Skip ahead for the solution, but for those who are interested, here is what I tried:
- I reseated the connector, careful to not cross-thread or strip the plastic tank connector. Still leaked
- I added thread-sealing tape and tightened the female nut down with a crescent wrench as tight as I could. Still leaked.
- I tried using a flat rubber washer on top of the fiber washer. I barely could get the threads to grip and it still leaked.
- I used a conical rubber washer that fit perfectly inside the bevel of the tank connector but could not even get the thing to grab the threads (too far away).
- I removed the fiber washer and tried the conical rubber straight against the flat brass insides of the T connector. Still leaked.
I bought a new tank float as the threads on the old one were a bit mangled by now. Still leaked!
I bought a NEW Toto T connector and repeated the above steps. STILL LEAKED!
By now I had purchased every kind of adapter and type of washer I could find and had brand new parts to test without having to be upside down wedged between the wall and toilet.
I'm still blown away that Toto would provide such a user-unfriendly valve and completely inadequate instructions. But I digress... :)
Step 3: Use an Additional FLAT Brass Washer on Top of the Fiber Washer
*** Add an additional FLAT brass washer on top of the fiber washer. ***
Instead of following the official Toto instructions:
Junction Valve > Fiber Washer > Tank Inlet...
It should be:
Junction Valve > Fiber Washer > Brass Washer > Tank Inlet
This creates a flat surface for the toilet tank inlet to sit on without adding so much space that the nut cannot be screwed on far enough to seat correctly.
Now attach the Junction Valve to the toilet tank as normal.

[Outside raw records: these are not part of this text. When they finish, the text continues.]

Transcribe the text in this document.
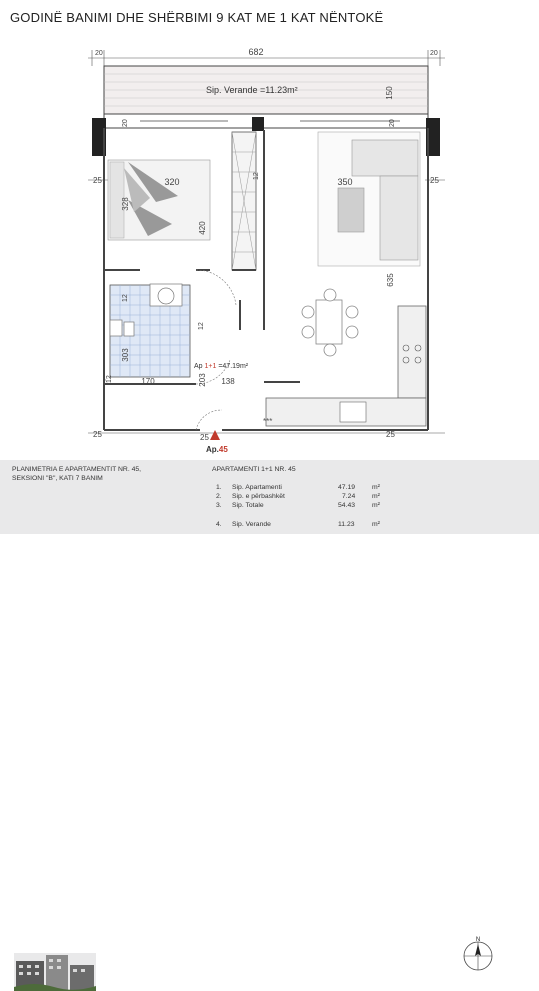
GODINË BANIMI DHE SHËRBIMI 9 KAT ME 1 KAT NËNTOKË
682
20	20
150
20	20
25	25
320	350
12
328
420
635
12
12
303
12	170	203 138
25	25	25
Sip. Verande =11.23m²
Ap 1+1 =47.19m²
***
Ap.45
PLANIMETRIA E APARTAMENTIT NR. 45,
SEKSIONI "B", KATI 7 BANIM
APARTAMENTI 1+1 NR. 45
1. Sip. Apartamenti	47.19 m²
2. Sip. e përbashkët	7.24 m²
3. Sip. Totale	54.43 m²
4. Sip. Verande	11.23	m²
N
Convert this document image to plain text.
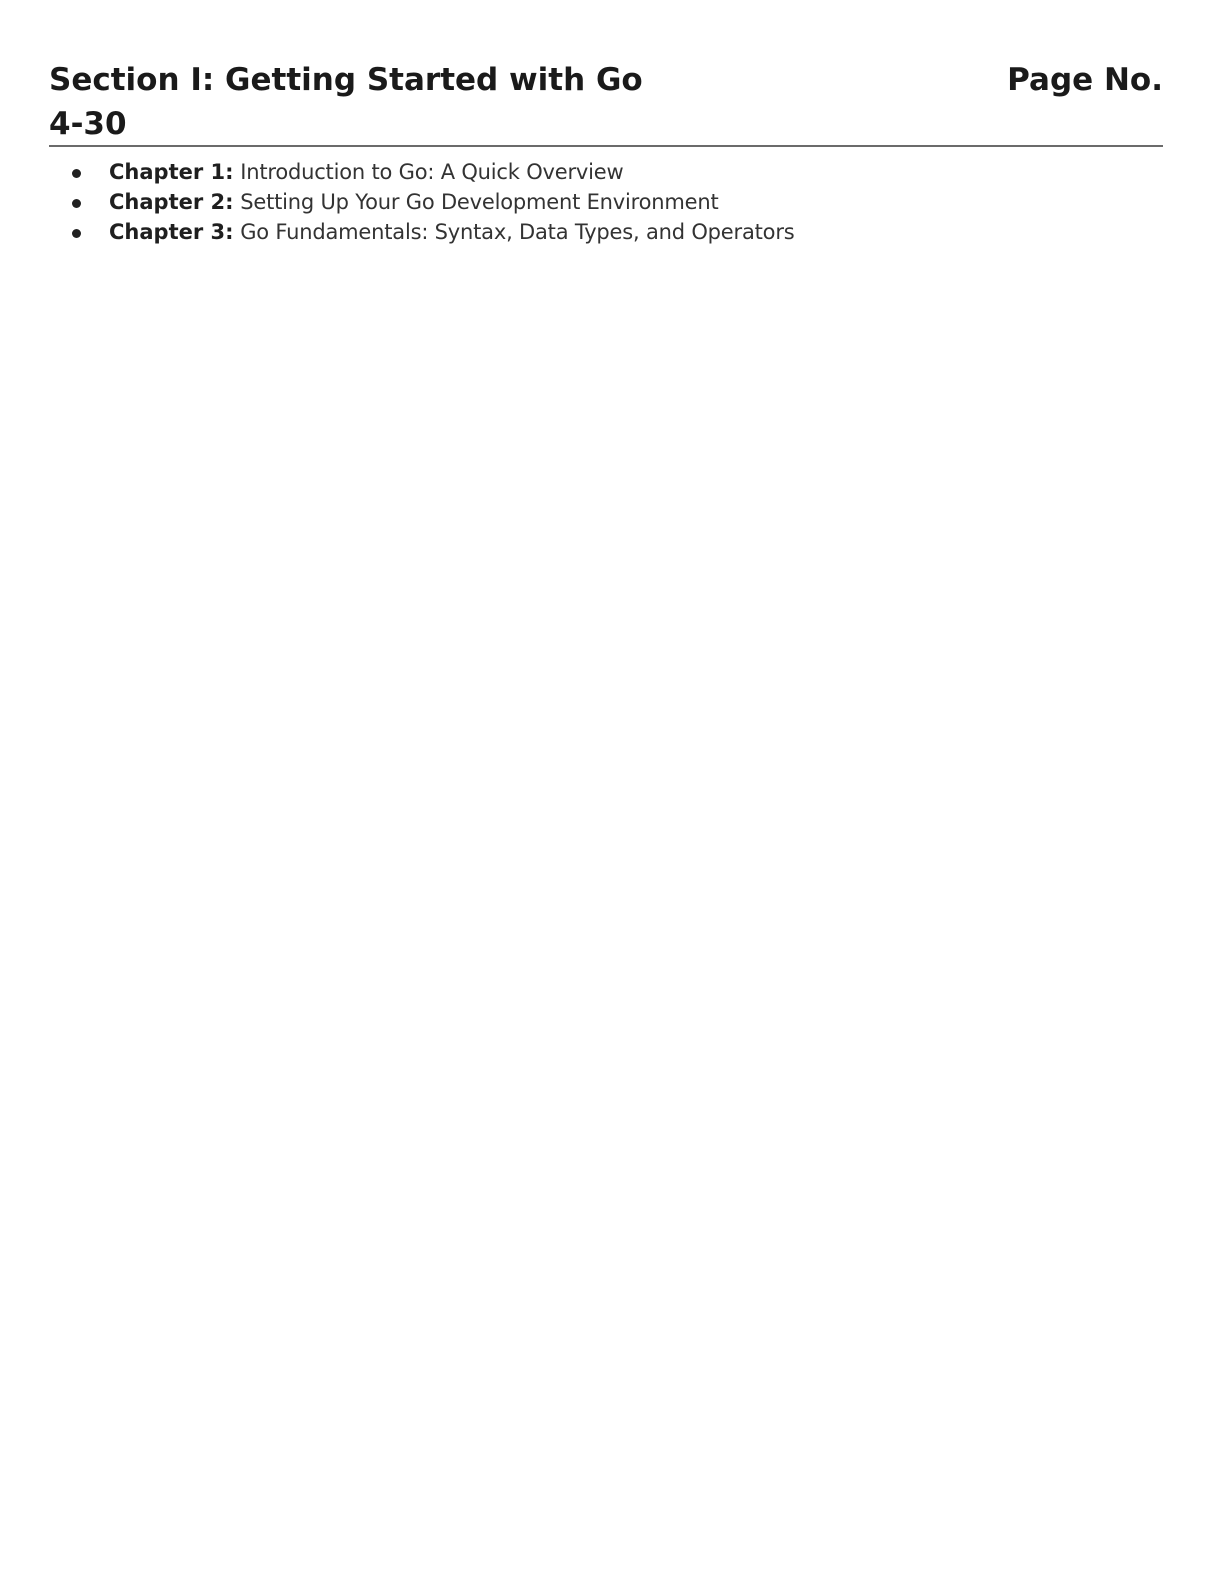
Section I: Getting Started with Go	Page No.
4-30
Chapter 1: Introduction to Go: A Quick Overview
Chapter 2: Setting Up Your Go Development Environment
Chapter 3: Go Fundamentals: Syntax, Data Types, and Operators
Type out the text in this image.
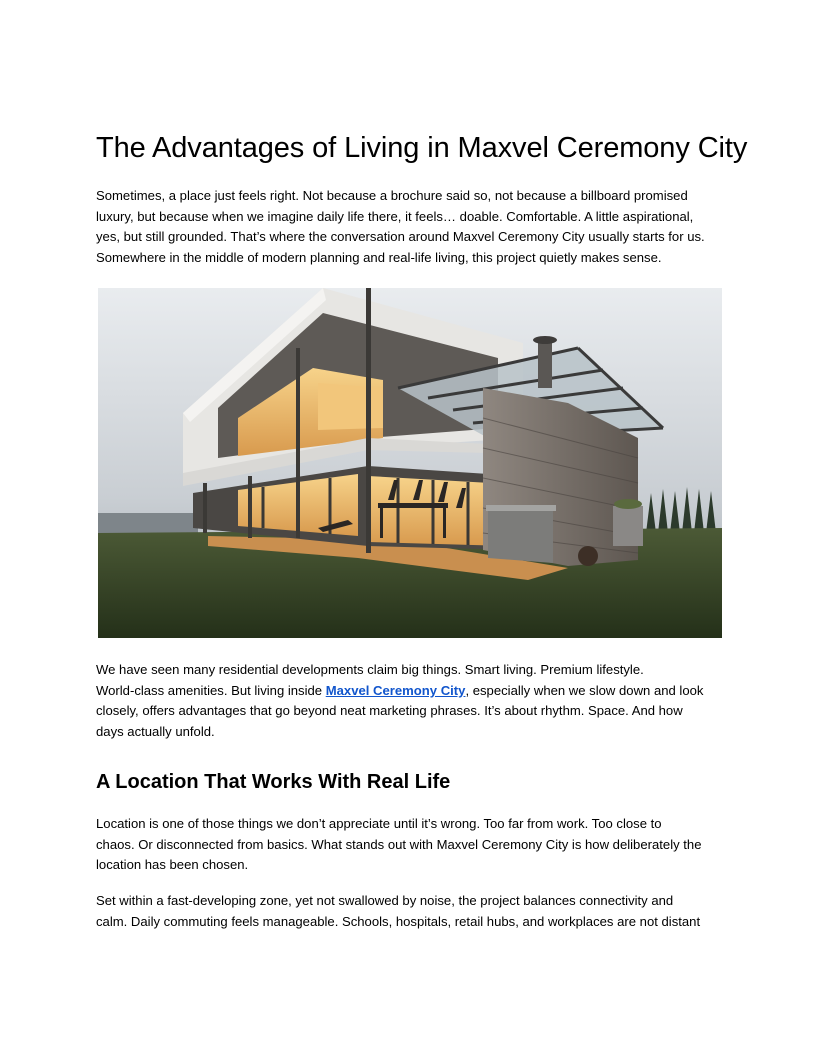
The Advantages of Living in Maxvel Ceremony City

Sometimes, a place just feels right. Not because a brochure said so, not because a billboard promised
luxury, but because when we imagine daily life there, it feels… doable. Comfortable. A little aspirational,
yes, but still grounded. That’s where the conversation around Maxvel Ceremony City usually starts for us.
Somewhere in the middle of modern planning and real-life living, this project quietly makes sense.

We have seen many residential developments claim big things. Smart living. Premium lifestyle.
World-class amenities. But living inside Maxvel Ceremony City, especially when we slow down and look
closely, offers advantages that go beyond neat marketing phrases. It’s about rhythm. Space. And how
days actually unfold.

A Location That Works With Real Life

Location is one of those things we don’t appreciate until it’s wrong. Too far from work. Too close to
chaos. Or disconnected from basics. What stands out with Maxvel Ceremony City is how deliberately the
location has been chosen.

Set within a fast-developing zone, yet not swallowed by noise, the project balances connectivity and
calm. Daily commuting feels manageable. Schools, hospitals, retail hubs, and workplaces are not distant
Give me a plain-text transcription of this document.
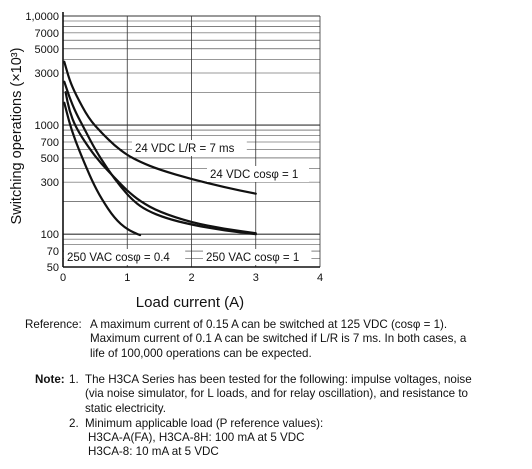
50
70
100
300
500
700
1000
3000
5000
7000
1,0000
0	1	2	3	4
24 VDC L/R = 7 ms
24 VDC cosφ = 1
250 VAC cosφ = 0.4	250 VAC cosφ = 1
Switching operations (×10³)
Load current (A)
Reference: A maximum current of 0.15 A can be switched at 125 VDC (cosφ = 1).
Maximum current of 0.1 A can be switched if L/R is 7 ms. In both cases, a
life of 100,000 operations can be expected.
Note: 1. The H3CA Series has been tested for the following: impulse voltages, noise
(via noise simulator, for L loads, and for relay oscillation), and resistance to
static electricity.
2. Minimum applicable load (P reference values):
H3CA-A(FA), H3CA-8H: 100 mA at 5 VDC
H3CA-8: 10 mA at 5 VDC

The fiber washers work by expanding slightly when they contact water, creating a seal that won't crack and leak like rubber washers do over time.
Just hand tightening made a good seal, but I added a 1/4 turn with a wrench to make sure. I did not use any teflon tape in any parts of the assembly. I've read that teflon tape is only to be used in non-compression fittings.
@chjwolters mentioned not using the fiber washers at all, seating the tank connector directly against the flat brass insert inside the gray plastic 'T'.
I think the key to success here is having a good surface for the plastic connector to seal against. I noticed that my fiber washer had a ring dented in it from the beveled edge of the tank connector, which gave me the idea of the brass washer. The brass washer might even out the pressure, allowing the fiber washer to do its thing.
@LeetPete successfully used "a combination of a flat rubber washer followed by a cone washer" to stop the leak. Perhaps the rubber cone that came with my variety pack was simply too tall.